Today’s lithium-ion batteries are good, but not good enough for future energy demands.
Scientists at ETH Zurich have developed a type of glass that can be used as an electrode material in lithium-ion batteries—and has the potential to vastly improve battery capacity.
Better batteries are critical for the growth of clean energy technologies, such as electric cars, wind turbines, and solar power plants.
In response, researchers are searching for new materials that exhibit a greater energy density and charging capacity, but which are no heavier or larger than those used in today’s lithium-ion batteries.
“What we need is new chemistry and novel compounds to obtain safe, better, and longer-lasting batteries,” says Semih Afyon, a scientist at the Electrochemical Materials Institute.
Glass instead of crystals
A team led by Afyon and Reinhard Nesper, professor emeritus of chemistry, have discovered a material that may have the potential to double battery capacity: vanadate-borate glass. They recently reported in Scientific Reports how they used the material as a cathode.
The material is made of vanadium oxide (V2O5) and lithium-borate (LiBO2) precursors, and was coated with reduced graphite oxide (RGO) to enhance the electrode properties of the material.
The researchers used a vanadium-based compound because vanadium is a transition metal with various oxidation states, which can be exploited to reach higher capacities. In crystalline form, vanadium pentoxide can take three positively charged lithium ions—three times more than materials presently used in cathodes, such as lithium iron phosphate.
However, crystalline vanadium pentoxide cannot release all of the inserted Li-ions, and only allows a few stable charge/discharge cycles. The reason why: once the lithium ions penetrate the crystalline lattice during the loading process, the lattice expands. As a result, an electrode particle swells as a whole—it increases in volume only to shrink again once the charges leave the particle.
This process may lead to instabilities in the electrode material in terms of structural changes and contact losses.

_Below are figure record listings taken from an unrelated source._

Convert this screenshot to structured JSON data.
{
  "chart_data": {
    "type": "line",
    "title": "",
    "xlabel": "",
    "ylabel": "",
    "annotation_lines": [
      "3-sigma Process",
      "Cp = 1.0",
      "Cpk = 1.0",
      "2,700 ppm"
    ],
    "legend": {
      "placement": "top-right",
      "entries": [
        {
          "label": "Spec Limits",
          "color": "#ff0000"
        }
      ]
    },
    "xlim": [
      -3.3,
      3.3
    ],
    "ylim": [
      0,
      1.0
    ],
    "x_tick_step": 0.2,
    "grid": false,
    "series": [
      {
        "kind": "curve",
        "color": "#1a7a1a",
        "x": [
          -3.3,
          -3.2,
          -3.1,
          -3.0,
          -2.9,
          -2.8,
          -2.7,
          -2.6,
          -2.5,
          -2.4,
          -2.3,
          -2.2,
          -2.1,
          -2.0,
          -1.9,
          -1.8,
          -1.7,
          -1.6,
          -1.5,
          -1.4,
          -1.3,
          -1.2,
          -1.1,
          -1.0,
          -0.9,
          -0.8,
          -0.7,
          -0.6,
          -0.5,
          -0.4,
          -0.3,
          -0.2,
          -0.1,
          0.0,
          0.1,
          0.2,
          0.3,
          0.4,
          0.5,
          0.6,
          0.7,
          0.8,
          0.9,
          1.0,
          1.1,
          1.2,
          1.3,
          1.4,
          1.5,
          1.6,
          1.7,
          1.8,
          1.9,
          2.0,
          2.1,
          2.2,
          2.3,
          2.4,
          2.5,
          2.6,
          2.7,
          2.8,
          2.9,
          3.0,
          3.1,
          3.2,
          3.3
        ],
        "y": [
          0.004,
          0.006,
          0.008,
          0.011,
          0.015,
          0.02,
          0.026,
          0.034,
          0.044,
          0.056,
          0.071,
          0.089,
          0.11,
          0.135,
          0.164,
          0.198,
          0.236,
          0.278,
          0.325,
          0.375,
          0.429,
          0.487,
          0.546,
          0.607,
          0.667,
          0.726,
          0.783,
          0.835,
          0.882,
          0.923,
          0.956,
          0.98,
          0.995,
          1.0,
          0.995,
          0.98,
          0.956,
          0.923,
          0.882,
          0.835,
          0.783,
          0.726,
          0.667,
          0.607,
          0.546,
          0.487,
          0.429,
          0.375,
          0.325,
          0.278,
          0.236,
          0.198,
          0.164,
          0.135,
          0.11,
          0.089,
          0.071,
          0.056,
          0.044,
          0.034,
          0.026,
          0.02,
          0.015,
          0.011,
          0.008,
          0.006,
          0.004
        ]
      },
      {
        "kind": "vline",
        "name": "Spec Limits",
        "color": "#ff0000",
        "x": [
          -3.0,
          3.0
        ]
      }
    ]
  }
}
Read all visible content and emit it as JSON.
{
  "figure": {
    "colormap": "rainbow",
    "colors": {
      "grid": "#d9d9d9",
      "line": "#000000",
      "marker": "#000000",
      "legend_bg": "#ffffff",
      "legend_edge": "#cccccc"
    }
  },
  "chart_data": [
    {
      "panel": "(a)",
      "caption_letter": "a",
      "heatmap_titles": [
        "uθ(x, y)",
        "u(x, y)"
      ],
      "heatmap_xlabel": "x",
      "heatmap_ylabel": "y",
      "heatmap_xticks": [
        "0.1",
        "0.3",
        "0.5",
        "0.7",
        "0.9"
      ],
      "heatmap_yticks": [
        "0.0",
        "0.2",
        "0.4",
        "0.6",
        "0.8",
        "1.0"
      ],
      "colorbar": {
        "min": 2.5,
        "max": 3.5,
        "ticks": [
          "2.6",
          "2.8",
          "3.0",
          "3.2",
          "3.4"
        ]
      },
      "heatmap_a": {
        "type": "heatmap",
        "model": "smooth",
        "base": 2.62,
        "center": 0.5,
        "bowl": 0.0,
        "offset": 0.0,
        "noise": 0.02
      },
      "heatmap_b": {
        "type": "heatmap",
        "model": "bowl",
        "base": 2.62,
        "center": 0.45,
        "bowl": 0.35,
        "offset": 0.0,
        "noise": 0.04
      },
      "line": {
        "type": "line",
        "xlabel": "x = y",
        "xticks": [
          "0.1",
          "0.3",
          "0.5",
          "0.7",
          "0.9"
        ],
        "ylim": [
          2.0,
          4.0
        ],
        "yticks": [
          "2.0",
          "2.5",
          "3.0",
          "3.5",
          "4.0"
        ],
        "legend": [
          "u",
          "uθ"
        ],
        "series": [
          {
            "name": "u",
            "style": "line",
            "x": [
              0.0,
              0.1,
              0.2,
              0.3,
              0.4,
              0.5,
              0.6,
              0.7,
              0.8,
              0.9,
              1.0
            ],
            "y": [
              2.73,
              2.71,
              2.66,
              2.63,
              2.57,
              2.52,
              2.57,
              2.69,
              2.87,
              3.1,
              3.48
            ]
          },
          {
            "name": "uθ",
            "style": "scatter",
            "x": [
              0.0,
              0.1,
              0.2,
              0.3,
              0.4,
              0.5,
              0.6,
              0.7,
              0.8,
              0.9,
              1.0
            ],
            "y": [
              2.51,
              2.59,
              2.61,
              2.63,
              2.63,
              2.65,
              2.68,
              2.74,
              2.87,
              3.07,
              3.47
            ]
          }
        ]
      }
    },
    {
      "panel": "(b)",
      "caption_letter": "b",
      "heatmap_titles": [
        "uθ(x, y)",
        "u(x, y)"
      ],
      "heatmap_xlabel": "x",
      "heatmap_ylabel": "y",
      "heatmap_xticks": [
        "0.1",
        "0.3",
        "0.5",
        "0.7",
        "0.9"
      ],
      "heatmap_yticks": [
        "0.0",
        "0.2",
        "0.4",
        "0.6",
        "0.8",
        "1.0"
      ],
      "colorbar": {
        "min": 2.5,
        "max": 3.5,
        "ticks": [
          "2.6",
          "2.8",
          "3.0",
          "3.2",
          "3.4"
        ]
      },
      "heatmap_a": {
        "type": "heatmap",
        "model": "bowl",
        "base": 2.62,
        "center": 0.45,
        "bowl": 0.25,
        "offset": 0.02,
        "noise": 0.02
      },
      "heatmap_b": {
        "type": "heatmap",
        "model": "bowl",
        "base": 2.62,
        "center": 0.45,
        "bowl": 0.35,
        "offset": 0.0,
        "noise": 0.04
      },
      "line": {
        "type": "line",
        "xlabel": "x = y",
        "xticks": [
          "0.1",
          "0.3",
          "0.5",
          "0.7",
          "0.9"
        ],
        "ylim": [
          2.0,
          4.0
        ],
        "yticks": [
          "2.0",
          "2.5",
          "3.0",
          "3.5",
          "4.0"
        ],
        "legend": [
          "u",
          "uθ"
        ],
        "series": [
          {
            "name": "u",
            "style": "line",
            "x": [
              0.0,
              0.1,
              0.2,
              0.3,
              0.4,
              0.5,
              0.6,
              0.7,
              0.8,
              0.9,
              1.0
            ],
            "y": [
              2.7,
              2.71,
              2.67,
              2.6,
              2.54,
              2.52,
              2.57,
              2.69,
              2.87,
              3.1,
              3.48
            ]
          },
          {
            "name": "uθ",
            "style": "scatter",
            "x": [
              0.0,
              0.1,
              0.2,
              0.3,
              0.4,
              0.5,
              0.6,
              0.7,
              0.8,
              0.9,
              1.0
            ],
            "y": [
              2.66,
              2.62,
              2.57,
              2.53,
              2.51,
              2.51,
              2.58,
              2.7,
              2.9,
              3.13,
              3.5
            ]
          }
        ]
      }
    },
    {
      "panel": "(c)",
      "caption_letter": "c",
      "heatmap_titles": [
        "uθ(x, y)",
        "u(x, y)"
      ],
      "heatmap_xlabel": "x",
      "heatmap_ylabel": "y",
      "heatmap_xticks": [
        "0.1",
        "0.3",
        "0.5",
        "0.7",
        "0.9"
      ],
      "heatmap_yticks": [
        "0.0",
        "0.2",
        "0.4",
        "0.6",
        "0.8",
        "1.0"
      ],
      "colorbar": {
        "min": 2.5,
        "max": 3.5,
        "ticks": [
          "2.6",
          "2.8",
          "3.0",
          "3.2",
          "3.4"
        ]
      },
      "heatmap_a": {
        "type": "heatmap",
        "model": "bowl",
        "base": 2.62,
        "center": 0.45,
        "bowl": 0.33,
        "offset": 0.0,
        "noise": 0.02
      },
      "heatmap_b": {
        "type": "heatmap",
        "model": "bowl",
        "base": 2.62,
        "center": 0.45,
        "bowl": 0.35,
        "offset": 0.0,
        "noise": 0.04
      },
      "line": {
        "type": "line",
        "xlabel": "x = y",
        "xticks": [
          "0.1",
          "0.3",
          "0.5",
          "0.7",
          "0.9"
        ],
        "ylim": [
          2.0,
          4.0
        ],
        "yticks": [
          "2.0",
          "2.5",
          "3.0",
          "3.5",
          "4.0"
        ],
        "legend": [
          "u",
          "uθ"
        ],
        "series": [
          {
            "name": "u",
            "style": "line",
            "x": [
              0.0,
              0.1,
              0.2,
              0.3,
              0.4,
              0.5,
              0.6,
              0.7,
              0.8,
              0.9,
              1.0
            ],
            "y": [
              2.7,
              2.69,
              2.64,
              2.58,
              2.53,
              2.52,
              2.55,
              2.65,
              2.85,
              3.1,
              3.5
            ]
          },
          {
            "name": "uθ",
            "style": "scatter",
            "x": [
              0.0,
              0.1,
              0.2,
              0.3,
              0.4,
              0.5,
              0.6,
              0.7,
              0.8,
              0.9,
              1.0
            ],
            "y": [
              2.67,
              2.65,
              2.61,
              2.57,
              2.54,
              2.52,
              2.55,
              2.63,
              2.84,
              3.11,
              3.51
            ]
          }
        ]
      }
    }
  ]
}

Researchers therefore had to find a way to retain the structure of the initial material while maximizing the capacity and also maintaining its ability to “take” the charges, which is how they devised the idea of using vanadium as a glass rather than in its crystalline form.
In glass, a so-called “amorphous” material, atoms do not arrange themselves in a regular lattice as they do when they are in a crystalline state. Instead, the atoms exist in a state of wild disarray.
Simple to produce
To make the cathode material, Afyon and his colleagues blended powdered vanadium pentoxide with borate compounds.
“Borate is a glass former; that’s why the borate compounds were used, and the resulting glass compound is a new kind of material, neither V2O5 nor LiBO2 at the end,” Afyon explains.
The materials scientists melted the powder at 900°C and cooled the melt as quickly as possible to form glass. The resulting paper-thin sheets were then crushed into a powder before use, as this increases their surface area and creates pore space.
“One major advantage of vanadate-borate glass is that it is simple and inexpensive to manufacture,” says Afyon.
To produce an efficient electrode, the researcher coated the vanadate-borate powder with reduced graphite oxide (RGO). This increases conductivity while at the same time protects the electrode particles. However, it does not impede electrons and lithium ions as they are transported through the electrodes.
Afyon used this vanadate-borate glass powder for the battery cathodes, which he then placed in prototypes for coin cell batteries to undergo numerous charge/discharge cycles.
Twice the power
During initial trials with vanadate-borate electrodes, which were not made with material coated in RGO, the discharge capacity dropped drastically after 30 charge/discharge cycles, when the current rate was increased to 400 milliamp per gram.
In contrast, when the RGO coating was used, the capacity was quite stable at high rates and it remained at a consistently high level after more than 100 charge/discharge cycles.
One battery with an RGO-coated vanadate-borate glass electrode exhibited an energy density of around 1,000 watt-hours per kilogram. It achieved a discharge capacity that far exceeded 300 mAh/g. Initially, this figure even reached 400 mAh/g, but dropped over the course of the charge/discharge cycles.
“This would be enough energy to power a mobile phone between 1.5 and 2 times longer than today’s lithium-ion batteries”, Afyon estimates. This may also increase the range of electric cars by one and a half times the standard amount. These figures are still theoretical.
The researchers have already applied for a patent for their new material and are working with industry partners on the development.